Observando a realidade brasileira contemporânea, nota-se que
há entre os indivíduos uma divergência social dispare, derivado,
principalmente, do acesso à posse e propriedade da terra, enquanto uns possuem
muita terra, outros se subordinam para viverem nelas. Boaventura relata em seus
estudos que para chegar nessa estrutura, no decorrer da história, o direito e o
sistema judicial foram utilizados para legitimar e consolidar essas situações
injustas, incidindo no direito dos 99%, os menos favorecidos, e dos 1%, os mais
favorecidos. Em sede disso, o autor acredita em uma mudança social, isto é,
processos políticos cujo objetivo é incluir na sociedade os grupos sociais
isolados socialmente, visando a concretização de uma justiça social, para tanto
os movimentos sociais são de suma importância para a mobilização desse direito
que por muito tempo desigualou os entes, acarretando em uma hermenêutica
diferenciada, derivando em movimentos contra-hegemônicos. Sabendo disso,
movimentos como o MST (Movimentos dos Trabalhadores Sem Teto) cumpre a função de
mudar o paradigma vigente, estimulando a ocupação do direito.
Em meados de 2001, por meio de um agravo de instrumento interposto
por Formiguieri, o poder judiciário lidou diretamente com o que foi retratado
por Boaventura e posicionou-se favorável a mudança social, negando o agravo. No
caso, os envolvidos relatam que a sua propriedade foi ocupada por pessoas que
são membros do MST, isto é, pessoas que não possuem residência e propriedade, e
acabam ocupando o território. Em termos legais, seguindo a letra da lei, essa
ocupação é ilegítima, pois fere um dos princípios constitucionais, todavia,
nesse caso, também é inconstitucional a situação na qual a propriedade se
encontrava e a situação dos membros do MST, uma vez que o direito a uma vida
digna não foi concretizado, afinal, a moradia é o pilar da dignidade. Os
desembargadores em todo momento seguiram o princípio constitucional da função
social da propriedade, que incide no fato de que a propriedade deve deter de
uma utilidade. Ou seja, a propriedade que foi ocupada não exercia função social
e com a chegada do MST passou a possuir isso.

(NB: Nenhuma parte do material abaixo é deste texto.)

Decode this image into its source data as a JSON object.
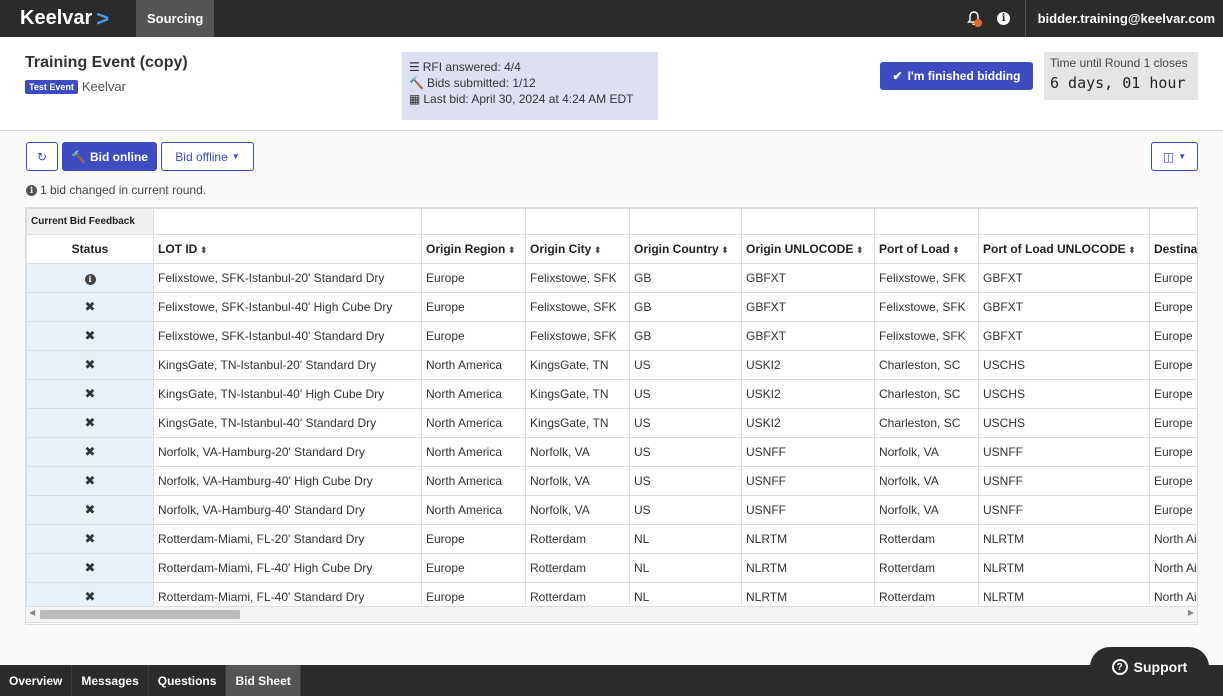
{
  "nav": {
    "brand": "Keelvar",
    "brand_chevron": ">",
    "tab": "Sourcing",
    "user": "bidder.training@keelvar.com"
  },
  "event": {
    "title": "Training Event (copy)",
    "badge": "Test Event",
    "org": "Keelvar",
    "rfi": "RFI answered: 4/4",
    "bids": "Bids submitted: 1/12",
    "last_bid": "Last bid: April 30, 2024 at 4:24 AM EDT",
    "finish_label": "I'm finished bidding",
    "timer_label": "Time until Round 1 closes",
    "timer_value": "6 days, 01 hour"
  },
  "toolbar": {
    "bid_online": "Bid online",
    "bid_offline": "Bid offline",
    "notice": "1 bid changed in current round."
  },
  "table": {
    "group_header": "Current Bid Feedback",
    "columns": [
      "Status",
      "LOT ID",
      "Origin Region",
      "Origin City",
      "Origin Country",
      "Origin UNLOCODE",
      "Port of Load",
      "Port of Load UNLOCODE",
      "Destina"
    ],
    "rows": [
      {
        "status": "info",
        "lot": "Felixstowe, SFK-Istanbul-20' Standard Dry",
        "region": "Europe",
        "city": "Felixstowe, SFK",
        "country": "GB",
        "unlocode": "GBFXT",
        "pol": "Felixstowe, SFK",
        "pol_code": "GBFXT",
        "dest": "Europe"
      },
      {
        "status": "x",
        "lot": "Felixstowe, SFK-Istanbul-40' High Cube Dry",
        "region": "Europe",
        "city": "Felixstowe, SFK",
        "country": "GB",
        "unlocode": "GBFXT",
        "pol": "Felixstowe, SFK",
        "pol_code": "GBFXT",
        "dest": "Europe"
      },
      {
        "status": "x",
        "lot": "Felixstowe, SFK-Istanbul-40' Standard Dry",
        "region": "Europe",
        "city": "Felixstowe, SFK",
        "country": "GB",
        "unlocode": "GBFXT",
        "pol": "Felixstowe, SFK",
        "pol_code": "GBFXT",
        "dest": "Europe"
      },
      {
        "status": "x",
        "lot": "KingsGate, TN-Istanbul-20' Standard Dry",
        "region": "North America",
        "city": "KingsGate, TN",
        "country": "US",
        "unlocode": "USKI2",
        "pol": "Charleston, SC",
        "pol_code": "USCHS",
        "dest": "Europe"
      },
      {
        "status": "x",
        "lot": "KingsGate, TN-Istanbul-40' High Cube Dry",
        "region": "North America",
        "city": "KingsGate, TN",
        "country": "US",
        "unlocode": "USKI2",
        "pol": "Charleston, SC",
        "pol_code": "USCHS",
        "dest": "Europe"
      },
      {
        "status": "x",
        "lot": "KingsGate, TN-Istanbul-40' Standard Dry",
        "region": "North America",
        "city": "KingsGate, TN",
        "country": "US",
        "unlocode": "USKI2",
        "pol": "Charleston, SC",
        "pol_code": "USCHS",
        "dest": "Europe"
      },
      {
        "status": "x",
        "lot": "Norfolk, VA-Hamburg-20' Standard Dry",
        "region": "North America",
        "city": "Norfolk, VA",
        "country": "US",
        "unlocode": "USNFF",
        "pol": "Norfolk, VA",
        "pol_code": "USNFF",
        "dest": "Europe"
      },
      {
        "status": "x",
        "lot": "Norfolk, VA-Hamburg-40' High Cube Dry",
        "region": "North America",
        "city": "Norfolk, VA",
        "country": "US",
        "unlocode": "USNFF",
        "pol": "Norfolk, VA",
        "pol_code": "USNFF",
        "dest": "Europe"
      },
      {
        "status": "x",
        "lot": "Norfolk, VA-Hamburg-40' Standard Dry",
        "region": "North America",
        "city": "Norfolk, VA",
        "country": "US",
        "unlocode": "USNFF",
        "pol": "Norfolk, VA",
        "pol_code": "USNFF",
        "dest": "Europe"
      },
      {
        "status": "x",
        "lot": "Rotterdam-Miami, FL-20' Standard Dry",
        "region": "Europe",
        "city": "Rotterdam",
        "country": "NL",
        "unlocode": "NLRTM",
        "pol": "Rotterdam",
        "pol_code": "NLRTM",
        "dest": "North Ai"
      },
      {
        "status": "x",
        "lot": "Rotterdam-Miami, FL-40' High Cube Dry",
        "region": "Europe",
        "city": "Rotterdam",
        "country": "NL",
        "unlocode": "NLRTM",
        "pol": "Rotterdam",
        "pol_code": "NLRTM",
        "dest": "North Ai"
      },
      {
        "status": "x",
        "lot": "Rotterdam-Miami, FL-40' Standard Dry",
        "region": "Europe",
        "city": "Rotterdam",
        "country": "NL",
        "unlocode": "NLRTM",
        "pol": "Rotterdam",
        "pol_code": "NLRTM",
        "dest": "North Ai"
      }
    ]
  },
  "bottom_tabs": [
    "Overview",
    "Messages",
    "Questions",
    "Bid Sheet"
  ],
  "active_tab": "Bid Sheet",
  "support_label": "Support",
  "colors": {
    "primary": "#3f4bc0",
    "nav": "#2b2b2b",
    "status_bg": "#e8f1fa"
  }
}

Essa decisão recai sobre um direito contra-hegemônico. Ao
longo da história do MST, poucos juízes foram favoráveis àqueles que Boaventura
chamaria de 99%, uma vez que a estrutura social começou a mudar com o advento da Constituição de 1988 que engendrou diversos elementos dos direitos de caráter cosmopolita,
os diretos humanos. Nessa nova organização, as universidades começaram a
ensinar aos futuros doutrinadores e operadores do direito conceitos que
tangenciam as novas propostas e demandas sociais, entre elas a função social da
propriedade. Isso fortaleceu os movimentos contra-hegemônicos, entre eles o
MST, que encontrou nessas lacunas que demandam de interpretação, uma forma de
ocupar o direito. Como no caso apresentado, o direito à moradia foi
conquistado, correlacionando a propriedade com a função social. Para tal ato,
houve a necessidade do acesso à justiça, algo que começa a ser acessado pela
população. Tudo que foi salientado, condiz com o que Boaventura chama de direito
reconfigurativo, isto é, remodelar a hegemonia presente, utilizando de
artifícios que o próprio direito concede.
Sendo assim, Boaventura acredita que determinados grupos
podem angariar ganhos superiores em relação as restrições que detinham até
determinado momento, emancipação por meio do direito. Para isso os movimentos
sociais devem estabelecer estratégias políticas e jurídicas, como ocupações
coletivas, como feito no caso exposto, a Fazenda Primavera, e mobilizar de
maneira proativa o judiciário, estabelecendo recursos que apresentam
reinvindicações em prol do cumprimento do direito que foi positivado na
Constituição Cidadã, a título de exemplo: direito à moradia e a exigência do cumprimento
da função social da propriedade. Dessa forma, para Boaventura, a mudança social
virá com o uso do direito como instrumento emancipatório e com a reformulação
da democracia, reconfigurando as relações de poder, quando o direito que os 1%
possuem passarem a ser usados em prol dos 99%.